Based on the data statistics of the above experiments, with increasing signal sampling rate, more information of the original signal is obtained from sampling, so the advantages of the new proposed algorithm have been weakened slightly. Although the performance of the new proposed L0GP algorithm is not the best in the reconstruction time, the reconstruction time is also very short and the accuracy of the reconstructed signal is the highest among the eight algorithms. The experimental simulation results also further verify the effectiveness of the algorithm theory analysis in Section 2 and Section 3.

5. Conclusions

In this paper, a gradient projection algorithm approximating the minimum L0 norm from the L2 norm is proposed to solve the optimization problem of sparse signal reconstruction.

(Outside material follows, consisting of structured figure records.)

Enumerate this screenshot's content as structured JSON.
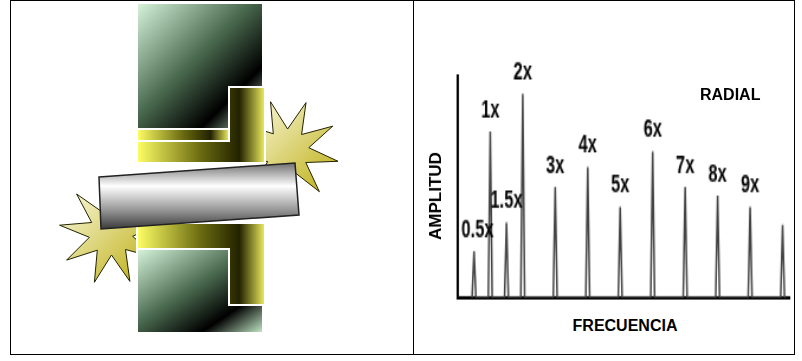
{
  "chart_data": {
    "type": "line",
    "annotation": "RADIAL",
    "x_label": "FRECUENCIA",
    "y_label": "AMPLITUD",
    "categories": [
      "0.5x",
      "1x",
      "1.5x",
      "2x",
      "3x",
      "4x",
      "5x",
      "6x",
      "7x",
      "8x",
      "9x",
      null
    ],
    "x": [
      0.5,
      1,
      1.5,
      2,
      3,
      4,
      5,
      6,
      7,
      8,
      9,
      10
    ],
    "values": [
      21,
      75,
      34,
      92,
      50,
      59,
      41,
      66,
      50,
      46,
      41,
      33
    ],
    "xlim": [
      0,
      10.2
    ],
    "ylim": [
      0,
      100
    ],
    "tick_labels": false,
    "grid": false,
    "color": "#444444",
    "line_style": "solid"
  }
}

This new algorithm integrates the characteristics of both convex optimization and non-convex optimization algorithm, making the algorithm approximate the global optimal sparse solution with higher probability and higher efficiency in the iterative process. The simulations are carried out on sparse signal reconstructions of one-dimensional signal and two-dimensional no sparse signal. Compared with the convex optimization algorithm of the minimum norm and the greedy algorithm of the matching tracking, the new proposed algorithm performs better in the precision and speed of reconstructing signal. Especially under the low sampling rate of sparse signal, the performance of L0GP is much outstanding. As a result, the required number of measurements for sparse signal of compressed sensing would be less and the speed of compressed sensing can be accelerated greatly.